CSIS {MFSIS} | R Documentation |
Model-Free Feature screening Based on Concordance Index Statistic
Description
A model-free and data-adaptive feature screening method for ultrahigh-dimensional data and even survival data. The proposed method is based on the concordance index which measures concordance between random vectors even if one of the vectors is a survival object Surv. This rank correlation based method does not require specifying a regression model, and applies robustly to data in the presence of censoring and heavy tails. It enjoys both sure screening and rank consistency properties under weak assumptions.
Usage
CSIS(X, Y, nsis = (dim(X)[1])/log(dim(X)[1]))
Arguments
X |
The design matrix of dimensions n * p. Each row is an observation vector. |
Y |
The response vector of dimension n * 1. For survival models, Y should be an object of class Surv, as provided by the function Surv() in the package survival. |
nsis |
Number of predictors recruited by CSIS. The default is n/log(n). |
Value
the labels of first nsis largest active set of all predictors
Author(s)
Xuewei Cheng xwcheng@hunnu.edu.cn
References
Cheng X, Li G, Wang H. The concordance filter: an adaptive model-free feature screening procedure[J]. Computational Statistics, 2023: 1-24.
Examples
## Scenario 1 generate complete data
n <- 100
p <- 200
rho <- 0.5
data <- GendataLM(n, p, rho, error = "gaussian")
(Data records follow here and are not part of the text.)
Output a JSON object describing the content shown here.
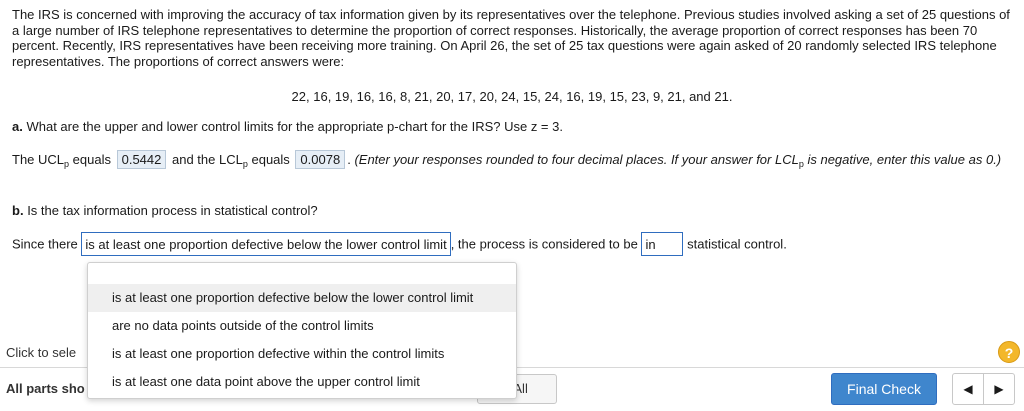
{
  "problem": {
    "text": "The IRS is concerned with improving the accuracy of tax information given by its representatives over the telephone. Previous studies involved asking a set of 25 questions of a large number of IRS telephone representatives to determine the proportion of correct responses. Historically, the average proportion of correct responses has been 70 percent. Recently, IRS representatives have been receiving more training. On April 26, the set of 25 tax questions were again asked of 20 randomly selected IRS telephone representatives. The proportions of correct answers were:",
    "values": "22, 16, 19, 16, 16, 8, 21, 20, 17, 20, 24, 15, 24, 16, 19, 15, 23, 9, 21, and 21."
  },
  "part_a": {
    "label": "a.",
    "question": "What are the upper and lower control limits for the appropriate p-chart for the IRS? Use z = 3."
  },
  "ucl_line": {
    "prefix": "The UCL",
    "sub_p": "p",
    "equals1": "equals",
    "ucl_value": "0.5442",
    "and_the": "and the LCL",
    "equals2": "equals",
    "lcl_value": "0.0078",
    "period": ".",
    "instruction_part1": "(Enter your responses rounded to four decimal places. If your answer for LCL",
    "instruction_part2": "is negative, enter this value as 0.)"
  },
  "part_b": {
    "label": "b.",
    "question": "Is the tax information process in statistical control?"
  },
  "since_line": {
    "prefix": "Since there",
    "selected": "is at least one proportion defective below the lower control limit",
    "middle": ", the process is considered to be",
    "in_value": "in",
    "suffix": "statistical control."
  },
  "dropdown": {
    "options": [
      "is at least one proportion defective below the lower control limit",
      "are no data points outside of the control limits",
      "is at least one proportion defective within the control limits",
      "is at least one data point above the upper control limit"
    ]
  },
  "footer": {
    "click_to_select": "Click to sele",
    "all_parts": "All parts sho",
    "clear_all": "r All",
    "help": "?",
    "final_check": "Final Check",
    "prev": "◀",
    "next": "▶"
  }
}
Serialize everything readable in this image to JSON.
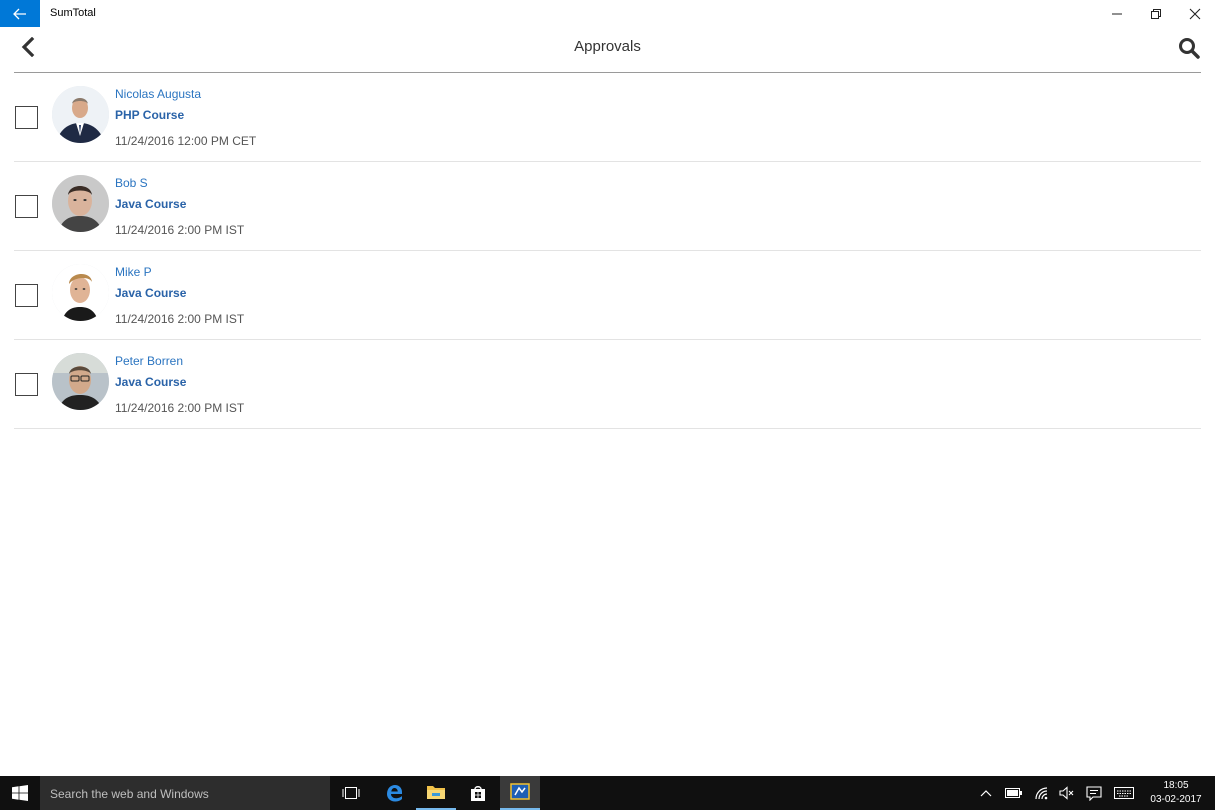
{
  "window": {
    "title": "SumTotal",
    "back_icon": "arrow-left-icon",
    "controls": [
      "minimize-icon",
      "restore-icon",
      "close-icon"
    ]
  },
  "header": {
    "title": "Approvals",
    "back_icon": "chevron-left-icon",
    "search_icon": "search-icon"
  },
  "approvals": [
    {
      "name": "Nicolas Augusta",
      "course": "PHP Course",
      "datetime": "11/24/2016 12:00 PM CET",
      "checked": false
    },
    {
      "name": "Bob S",
      "course": "Java Course",
      "datetime": "11/24/2016 2:00 PM IST",
      "checked": false
    },
    {
      "name": "Mike P",
      "course": "Java Course",
      "datetime": "11/24/2016 2:00 PM IST",
      "checked": false
    },
    {
      "name": "Peter Borren",
      "course": "Java Course",
      "datetime": "11/24/2016 2:00 PM IST",
      "checked": false
    }
  ],
  "taskbar": {
    "search_placeholder": "Search the web and Windows",
    "time": "18:05",
    "date": "03-02-2017",
    "apps": [
      "task-view-icon",
      "edge-icon",
      "file-explorer-icon",
      "store-icon",
      "sumtotal-app-icon"
    ],
    "tray": [
      "chevron-up-icon",
      "battery-icon",
      "wifi-icon",
      "volume-muted-icon",
      "notifications-icon",
      "keyboard-icon"
    ]
  },
  "colors": {
    "accent": "#0078d7",
    "link": "#2a74c0",
    "course": "#2a63a8",
    "taskbar": "#101010"
  }
}
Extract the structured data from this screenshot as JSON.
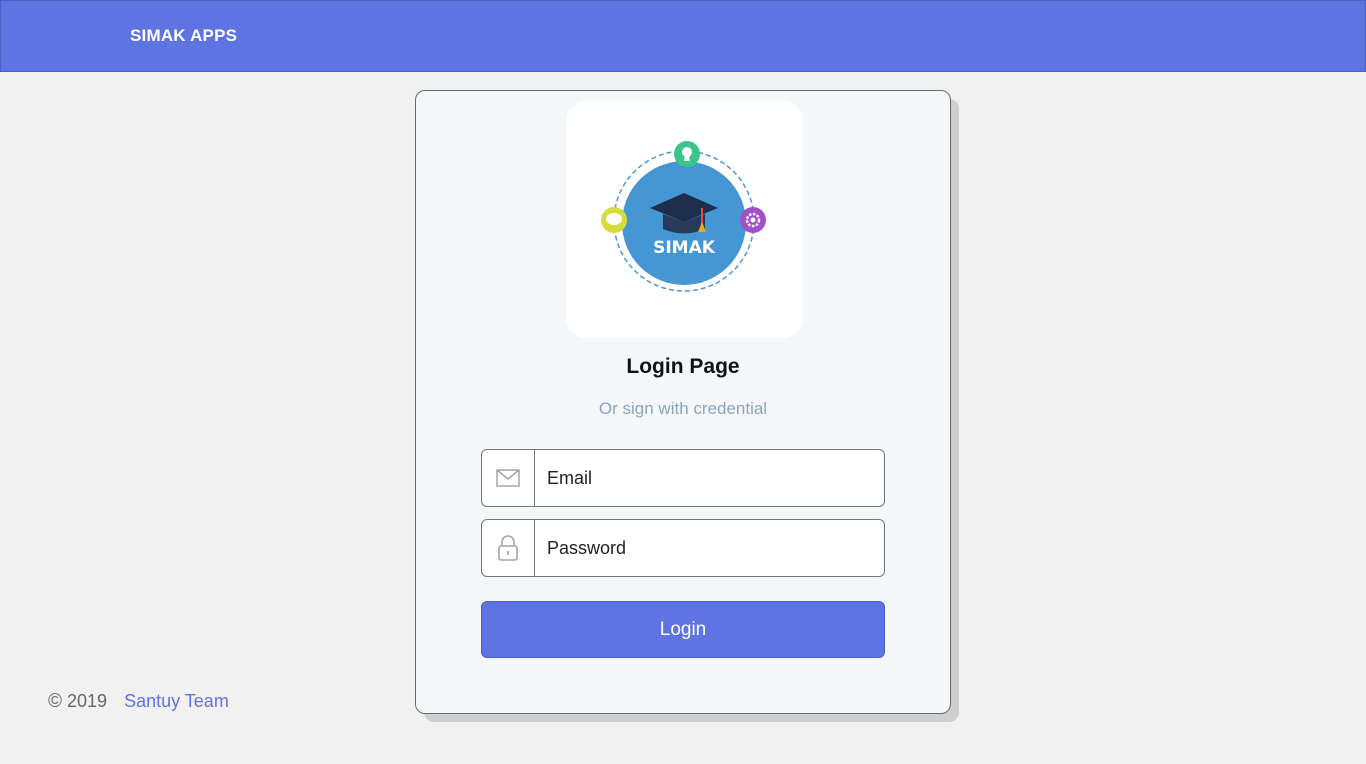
{
  "header": {
    "brand": "SIMAK APPS",
    "color": "#5f74e3"
  },
  "login_card": {
    "logo": {
      "icon": "simak-graduation-logo-icon",
      "text": "SIMAK"
    },
    "title": "Login Page",
    "subtitle": "Or sign with credential",
    "email": {
      "icon": "envelope-icon",
      "placeholder": "Email",
      "value": ""
    },
    "password": {
      "icon": "lock-icon",
      "placeholder": "Password",
      "value": ""
    },
    "login_button": "Login"
  },
  "footer": {
    "copyright_symbol": "©",
    "year": "2019",
    "team": "Santuy Team"
  }
}
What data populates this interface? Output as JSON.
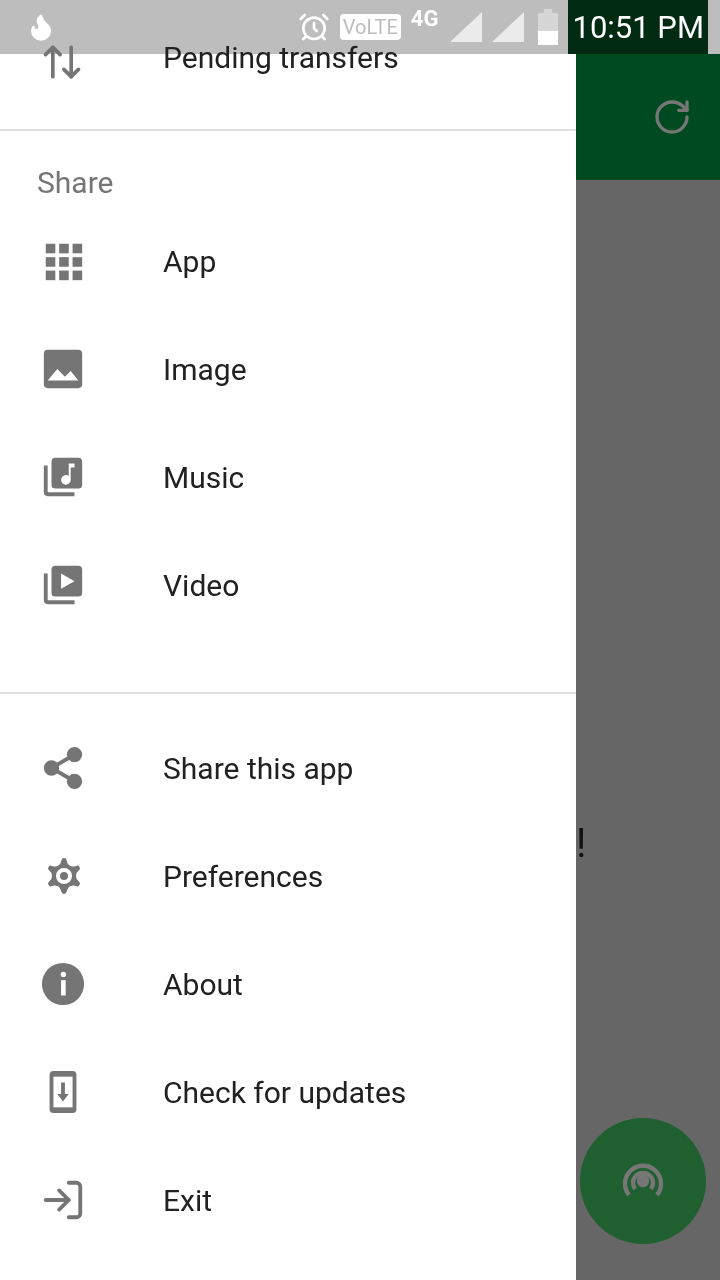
{
  "status_bar": {
    "volte": "VoLTE",
    "network": "4G",
    "time": "10:51 PM"
  },
  "drawer": {
    "top_item": {
      "label": "Pending transfers",
      "kind": "transfers"
    },
    "sections": [
      {
        "header": "Share",
        "items": [
          {
            "label": "App",
            "kind": "apps"
          },
          {
            "label": "Image",
            "kind": "image"
          },
          {
            "label": "Music",
            "kind": "music"
          },
          {
            "label": "Video",
            "kind": "video"
          }
        ]
      },
      {
        "items": [
          {
            "label": "Share this app",
            "kind": "share"
          },
          {
            "label": "Preferences",
            "kind": "settings"
          },
          {
            "label": "About",
            "kind": "info"
          },
          {
            "label": "Check for updates",
            "kind": "update"
          },
          {
            "label": "Exit",
            "kind": "exit"
          }
        ]
      }
    ]
  },
  "background": {
    "text": "!"
  }
}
data <- cbind(data[[1]], data[[2]])
colnames(data)[1:ncol(data)] <- c(paste0("X", 1:(ncol(data) - 1)), "Y")
data <- as.matrix(data)
X <- data[, 1:(ncol(data) - 1)]
Y <- data[, ncol(data)]
A1 <- CSIS(X, Y, n / log(n))
A1
## Scenario 2 generate survival data
library(survival)
n <- 100
p <- 200
rho <- 0.5
data <- GendataCox(n, p, rho)
data <- cbind(data[[1]], data[[2]], data[[3]])
colnames(data)[ncol(data)] <- c("status")
colnames(data)[(ncol(data) - 1)] <- c("time")
colnames(data)[(1:(ncol(data) - 2))] <- c(paste0("X", 1:(ncol(data) - 2)))
data <- as.matrix(data)
X <- data[, 1:(ncol(data) - 2)]
Y <- Surv(data[, (ncol(data) - 1)], data[, ncol(data)])
A2 <- CSIS(X, Y, n / log(n))
A2